第11週「デビューしたい!」第63回6月13日(水)放送より。
脚本:北川悦吏子 演出:橋爪紳一朗

8月24日発売
第6週まで収録
「連続テレビ小説 半分、青い。
連続朝ドラレビュー 「半分、青い。」63話はこんな話
律(佐藤健)と別れの悲しい体験を漫画に描こうとした鈴愛(永野芽郁)だったが、なかなか秋風(豊川悦司)
からOKが出ない。律のことも忘れられず1年が経過。笛を捨てようと思い詰めるが・・・。
ボクテとユーコ
「月が屋根に隠れる」という鈴愛の発想に恐れ入るボクテ(志尊淳)とユーコ(清野菜名)。
「あの子感受性凄いのかも」と言うユーコ。
「天才とは言ってない」才能があると天才とは違うとこだわるボクテ。
それはそう。彼らだって漫画家志望なわけで。どんなに仲良くしていてもライバルだ。
確かボクテもユーコも優秀だったはず。
打倒、岐阜の猿ということで、ボクテもユーコも頑張り始める。
このときの音楽が月9「東京ラブストーリー」(91年)の劇伴ぽい。
描き直しの嵐
「月が屋根に隠れる」(月屋根)を150回くらい描き直すはめに。
そのまま1年経って、いよいよ「東京ラブストーリー」がはじまった91年に。ドラマの世界でこのドラマははたしてやっているか、そもそも柴門ふみの原作漫画は存在しているのか。

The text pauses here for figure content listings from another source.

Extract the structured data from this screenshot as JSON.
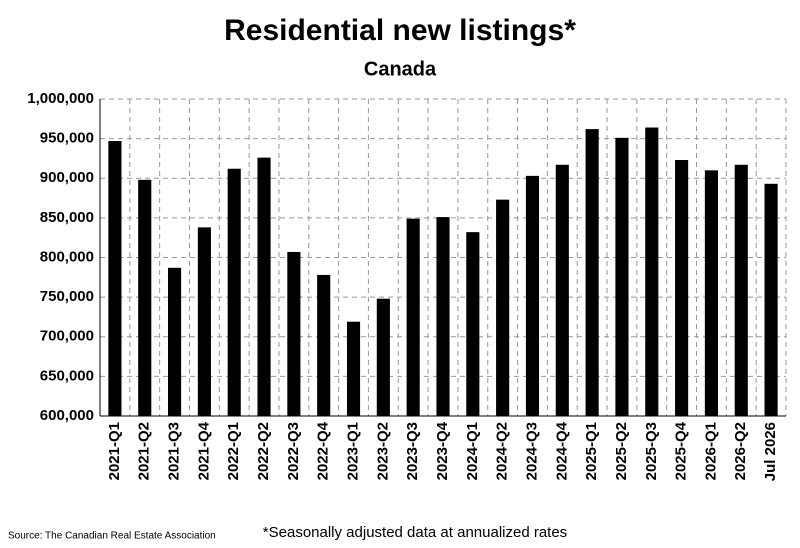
{
  "chart_data": {
    "type": "bar",
    "title": "Residential new listings*",
    "subtitle": "Canada",
    "categories": [
      "2021-Q1",
      "2021-Q2",
      "2021-Q3",
      "2021-Q4",
      "2022-Q1",
      "2022-Q2",
      "2022-Q3",
      "2022-Q4",
      "2023-Q1",
      "2023-Q2",
      "2023-Q3",
      "2023-Q4",
      "2024-Q1",
      "2024-Q2",
      "2024-Q3",
      "2024-Q4",
      "2025-Q1",
      "2025-Q2",
      "2025-Q3",
      "2025-Q4",
      "2026-Q1",
      "2026-Q2",
      "Jul 2026"
    ],
    "values": [
      947000,
      898000,
      787000,
      838000,
      912000,
      926000,
      807000,
      778000,
      719000,
      748000,
      849000,
      851000,
      832000,
      873000,
      903000,
      917000,
      962000,
      951000,
      964000,
      923000,
      910000,
      917000,
      893000
    ],
    "color": "#000000",
    "ylim": [
      600000,
      1000000
    ],
    "yticks": [
      {
        "value": 600000,
        "label": "600,000"
      },
      {
        "value": 650000,
        "label": "650,000"
      },
      {
        "value": 700000,
        "label": "700,000"
      },
      {
        "value": 750000,
        "label": "750,000"
      },
      {
        "value": 800000,
        "label": "800,000"
      },
      {
        "value": 850000,
        "label": "850,000"
      },
      {
        "value": 900000,
        "label": "900,000"
      },
      {
        "value": 950000,
        "label": "950,000"
      },
      {
        "value": 1000000,
        "label": "1,000,000"
      }
    ],
    "grid": true,
    "source": "Source: The Canadian Real Estate Association",
    "footnote": "*Seasonally adjusted data at annualized rates"
  }
}
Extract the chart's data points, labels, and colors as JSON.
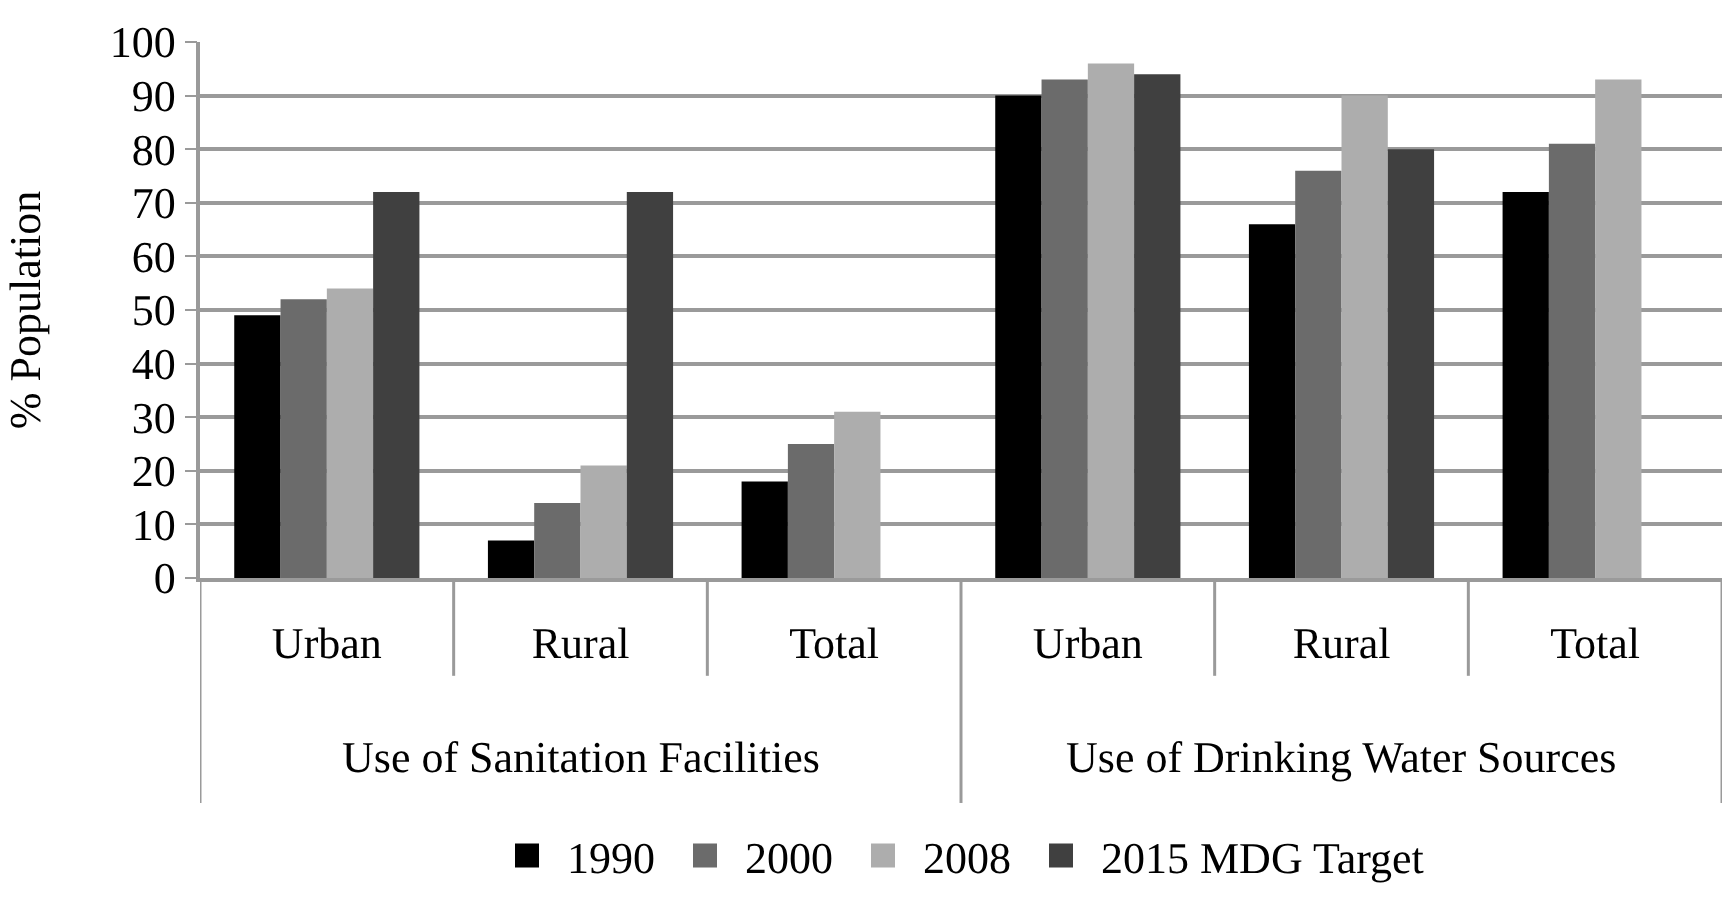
{
  "chart_data": {
    "type": "bar",
    "ylabel": "% Population",
    "categories": [
      "Urban",
      "Rural",
      "Total",
      "Urban",
      "Rural",
      "Total"
    ],
    "annotations": [
      "Use of Sanitation Facilities",
      "Use of Drinking Water Sources"
    ],
    "series": [
      {
        "name": "1990",
        "color": "#000000",
        "values": [
          49,
          7,
          18,
          90,
          66,
          72
        ]
      },
      {
        "name": "2000",
        "color": "#6b6b6b",
        "values": [
          52,
          14,
          25,
          93,
          76,
          81
        ]
      },
      {
        "name": "2008",
        "color": "#adadad",
        "values": [
          54,
          21,
          31,
          96,
          90,
          93
        ]
      },
      {
        "name": "2015 MDG Target",
        "color": "#404040",
        "values": [
          72,
          72,
          null,
          94,
          80,
          null
        ]
      }
    ],
    "ylim": [
      0,
      100
    ],
    "yticks": [
      0,
      10,
      20,
      30,
      40,
      50,
      60,
      70,
      80,
      90,
      100
    ],
    "grid": "y",
    "legend": "bottom"
  }
}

それはそうと、鈴愛もアシスタントとしては技術面が成長した。
忙しすぎてお風呂にスクリーントーンが浮くというディテールは面白い。
1年経ってもまだ律が忘れられず、月のきれいな夜、眠れない夜には律を思って笛を吹いてしまう。
広大な自然いっぱいの田舎だったら似合う光景だと思うが、都会のど真ん中・赤坂で笛吹く女って
斬新過ぎる。でもボクテがお湯沸かしていてそのケトルが鳴っているのかと思えばありなのか。
鈴愛の暴言
このままではいけないと、笛を捨ててほしいとボクテとユーコに頼むと秋風がやってきて「やっほーい」と捨ててしまう。
3人を焚きつける秋風だったが、鈴愛は笛を捨てられたことを怒り「先生はおかしいです」と責め立てる。
「私達は漫画家である前に人間です!」
「先生はロボットです。漫画を描くためのロボットです」
「悲しいことを喜ぶ変態にはなりたくない」
「先生は漫画を描くために人の心を捨てたんだ! だから先生はいい年して独り者で家庭もなくて友達もいないんだ!」などと暴言を吐きまくる。

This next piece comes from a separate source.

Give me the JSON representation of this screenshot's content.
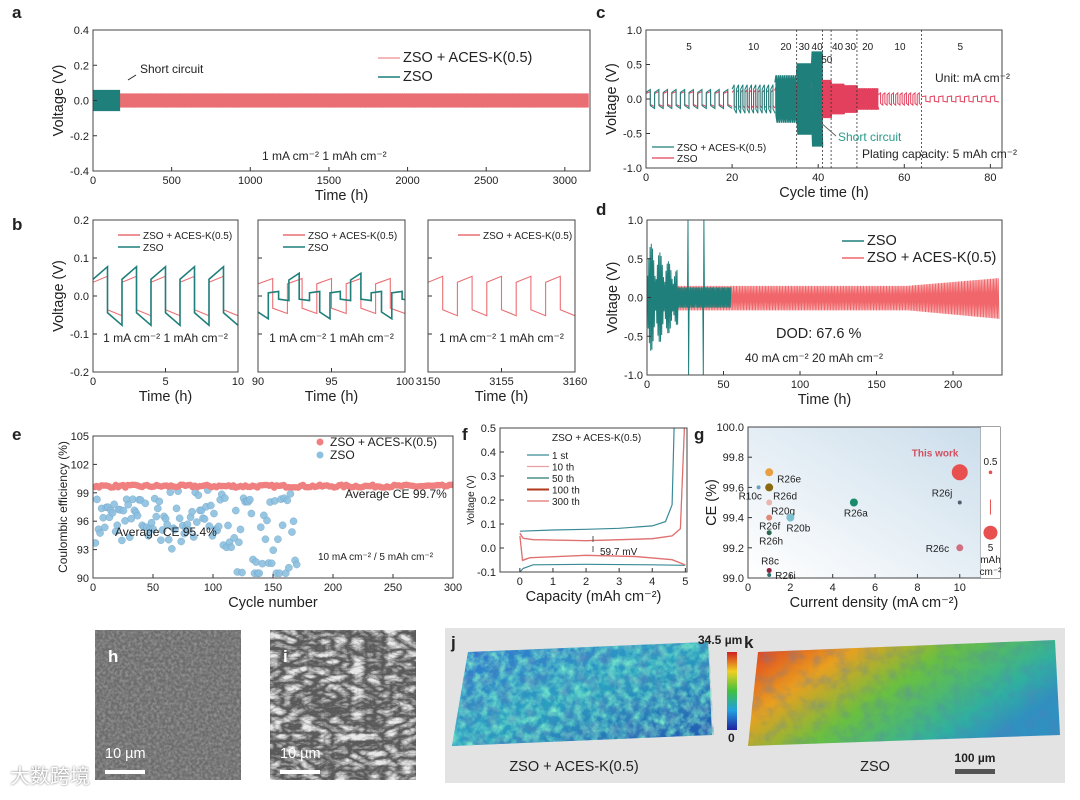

結局、秋風は捨てたふりをしただけで、ユーコは「家族がいなくても友達がいなくても私達は先生が好きです」と言って恥ずかしそうに微笑む。ユーコのフォローに心底ホッとした。
鈴愛の何が天才かというと、人を傷つける天才だろう。引いては北川悦吏子が悪口台詞を書かせたら天才だ。
暴言吐かれた豊川悦司(秋風)が怒るのではなくちょっと動揺を見せるので、視聴者はたちまち秋風(トヨエツ)応援派に回ってしまう。豊川悦司、ずるい。でも、正しい選択だと思う。
スタッフも笛を出す手つきをものすごく美しく撮影までして。前にもレビューで書いたが、ほんとに指がキレイだ。
こんな指が繊細な人に心がないはずがない。鈴愛も感情が高ぶっていただけだとは思うが、秋風の漫画を読めば(くらもちふさこの漫画)、心がないなんて言えるわけがない。
一生懸命、いいふうに解釈すると、律が作りたい「ロボット」だから鈴愛にとって「ロボット」は悪いものではないはず!
でももうそろそろ、鈴愛も暴言吐く前に深呼吸して我慢することを覚えてほしいっす。
時に1992年
とうとうデビューしたのは、ユーコだった。
やっぱり、いい子がデビューしてほしいもの。
喜ぶとき、ちょっとボクテが無理していて「あんたわかりやすい」とユーコが指摘する。
「天才とは言ってない」とこだわってみたり、ボクテの態度がちょっと変わって来ている。人生がかかると
ニコニコばかりもしていられない。
ちなみに「5分待って」は、ある日主人公が目覚めたら見知らぬ女の子が隣で寝ていて・・・という漫画だそう。テレビブロス7月号の清野菜名インタビューより。「男女七人夏物語」(86年)のほか、そういうはじまりはあるある。